Cuando se cuenta la historia del hard dance que sonaba aquí, se cuenta casi siempre por la mitad española: los sellos de casa, las cabinas de la costa, los maxis que se prensaban a dos horas de donde se pinchaban. Pero cualquiera que abriera un cajón de aquella época se topaba con la otra mitad a la tercera funda. El hard house británico en vinilo era una presencia constante, y en muchas sesiones era el motor real: lo que subía la sala cuando el tramo nacional ya había hecho su trabajo.
En nuestro stock hard de ahora mismo eso se ve en frío, sin nostalgia. La mayoría de los ejemplares vienen de Reino Unido, Alemania, Países Bajos y Bélgica; lo español es una parte pequeña. Y dentro de esa familia importada, los sellos que más se repiten en nuestras estanterías son Tidy Trax y Nukleuz, los dos británicos. No es una opinión sobre qué era mejor: es lo que quedó en circulación y lo que sigue apareciendo cuando compramos colecciones enteras.
Qué aportaba el sonido británico frente al de aquí
Si vienes del recorrido general, en Remember: la guía del hard dance que sonaba en las cabinas de España está el mapa completo. Aquí vamos al detalle de una sola pieza de ese mapa: qué hacía distinto al material UK dentro de la misma pista.
El bajo con rebote como firma
La marca más reconocible del hard house de las islas es el bajo saltarín, ese pulso que va y viene entre golpes de bombo en lugar de quedarse plano. Genera una sensación de balanceo, de casi tropezar y recuperarse, que empuja al cuerpo de otra manera. El hard de aquí tendía a apoyarse más en el bombo recto y en la línea de sintetizador; el británico dejaba que el bajo fuera protagonista rítmico.
Eso cambia el papel del tema en la sesión. Un corte con ese rebote funciona como transición y como respiro tenso a la vez: mantiene la energía sin necesidad de subir revoluciones.
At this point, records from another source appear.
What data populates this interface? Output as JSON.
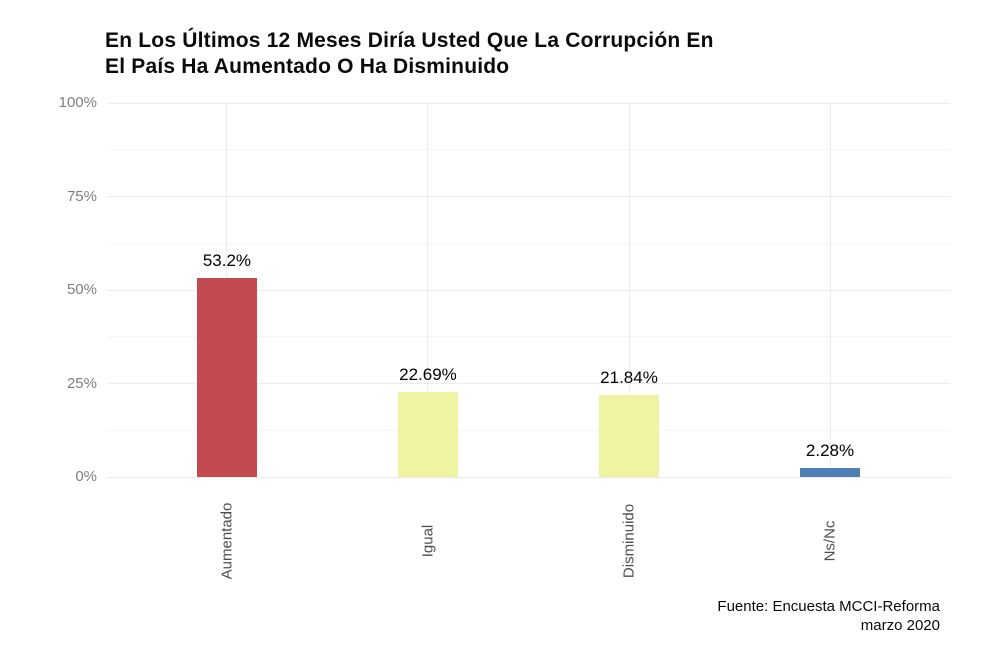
{
  "title": {
    "line1": "En Los Últimos 12 Meses Diría Usted Que La Corrupción En",
    "line2": "El País Ha Aumentado O Ha Disminuido"
  },
  "caption": {
    "line1": "Fuente: Encuesta MCCI-Reforma",
    "line2": "marzo 2020"
  },
  "chart_data": {
    "type": "bar",
    "title": "En Los Últimos 12 Meses Diría Usted Que La Corrupción En El País Ha Aumentado O Ha Disminuido",
    "caption": "Fuente: Encuesta MCCI-Reforma marzo 2020",
    "categories": [
      "Aumentado",
      "Igual",
      "Disminuido",
      "Ns/Nc"
    ],
    "values": [
      53.2,
      22.69,
      21.84,
      2.28
    ],
    "value_labels": [
      "53.2%",
      "22.69%",
      "21.84%",
      "2.28%"
    ],
    "bar_colors": [
      "#c44a52",
      "#f0f4a2",
      "#f0f4a2",
      "#4d81b4"
    ],
    "xlabel": "",
    "ylabel": "",
    "ylim": [
      0,
      100
    ],
    "yticks": [
      0,
      25,
      50,
      75,
      100
    ],
    "ytick_labels": [
      "0%",
      "25%",
      "50%",
      "75%",
      "100%"
    ],
    "minor_yticks": [
      12.5,
      37.5,
      62.5,
      87.5
    ],
    "grid": "on",
    "legend_position": "none",
    "colors": {
      "grid_major": "#ececec",
      "grid_minor": "#f5f5f5",
      "axis_text": "#7f7f7f",
      "category_text": "#4d4d4d",
      "value_label_text": "#000000",
      "background": "#ffffff"
    }
  }
}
Por eso encajaba tan bien entre tramos más duros.
Voces enteras, no solo ganchos
Otra diferencia clara: en la producción británica la voz suele estar tratada como una canción, con estrofa y estribillo reconocibles, muchas veces sobre una base que ya venía de la pista. Ahí caben cosas como el Sunshine On A Rainy Day de Real & Richardson con JoBabe que tenemos en Nukleuz, o el Imagination de Jon The Dentist Vs Ollie Jaye en Tidy Trax: temas que se cantan, no solo que se bailan.
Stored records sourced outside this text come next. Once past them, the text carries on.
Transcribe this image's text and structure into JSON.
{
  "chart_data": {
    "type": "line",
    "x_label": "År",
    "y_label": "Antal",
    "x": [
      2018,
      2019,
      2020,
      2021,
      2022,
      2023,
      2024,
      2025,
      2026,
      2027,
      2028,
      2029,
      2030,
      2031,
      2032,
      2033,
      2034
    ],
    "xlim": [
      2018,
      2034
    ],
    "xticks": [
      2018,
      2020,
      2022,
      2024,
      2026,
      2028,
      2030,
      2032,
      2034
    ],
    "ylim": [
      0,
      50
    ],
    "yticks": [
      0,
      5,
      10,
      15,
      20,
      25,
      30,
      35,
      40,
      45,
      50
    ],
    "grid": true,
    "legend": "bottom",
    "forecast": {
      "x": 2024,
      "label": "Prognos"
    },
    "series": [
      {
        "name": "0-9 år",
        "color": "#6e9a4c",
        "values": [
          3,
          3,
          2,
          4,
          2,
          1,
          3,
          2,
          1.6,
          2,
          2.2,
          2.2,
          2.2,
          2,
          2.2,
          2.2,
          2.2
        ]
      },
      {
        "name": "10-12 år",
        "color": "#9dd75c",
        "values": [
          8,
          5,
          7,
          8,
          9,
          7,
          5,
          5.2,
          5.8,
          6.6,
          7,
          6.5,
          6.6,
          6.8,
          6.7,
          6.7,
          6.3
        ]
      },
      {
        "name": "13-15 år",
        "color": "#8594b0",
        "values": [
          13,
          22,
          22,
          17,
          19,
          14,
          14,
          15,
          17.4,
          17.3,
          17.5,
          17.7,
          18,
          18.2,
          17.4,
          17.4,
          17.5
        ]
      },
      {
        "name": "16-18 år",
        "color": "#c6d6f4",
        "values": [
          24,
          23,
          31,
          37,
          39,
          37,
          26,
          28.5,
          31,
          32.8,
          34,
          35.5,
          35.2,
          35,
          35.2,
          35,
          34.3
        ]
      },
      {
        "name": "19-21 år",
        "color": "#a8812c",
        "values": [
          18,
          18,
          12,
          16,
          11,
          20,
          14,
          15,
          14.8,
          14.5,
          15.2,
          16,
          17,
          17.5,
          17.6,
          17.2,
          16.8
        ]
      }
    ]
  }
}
En el material español la voz aparecía más a menudo como frase corta y percusiva, un gancho repetido. Ninguna de las dos fórmulas es superior; funcionan en momentos distintos de una noche.
Percusión, silbatos y ese giro tan reconocible
El tercer rasgo son los adornos: los golpes metálicos, los efectos ascendentes, los silbatos y sobre todo el barrido de filtro que gira antes del regreso del bombo. En muchas producciones UK ese giro es tan identificable que sirve de reloj: sabes cuántos compases quedan solo por cómo se abre el filtro.
Si te cuesta separar de oído esta familia de sus vecinas, hay una guía específica sobre cómo distinguir hard house, hard trance, makina y hardcore de oído que trabaja precisamente estos detalles.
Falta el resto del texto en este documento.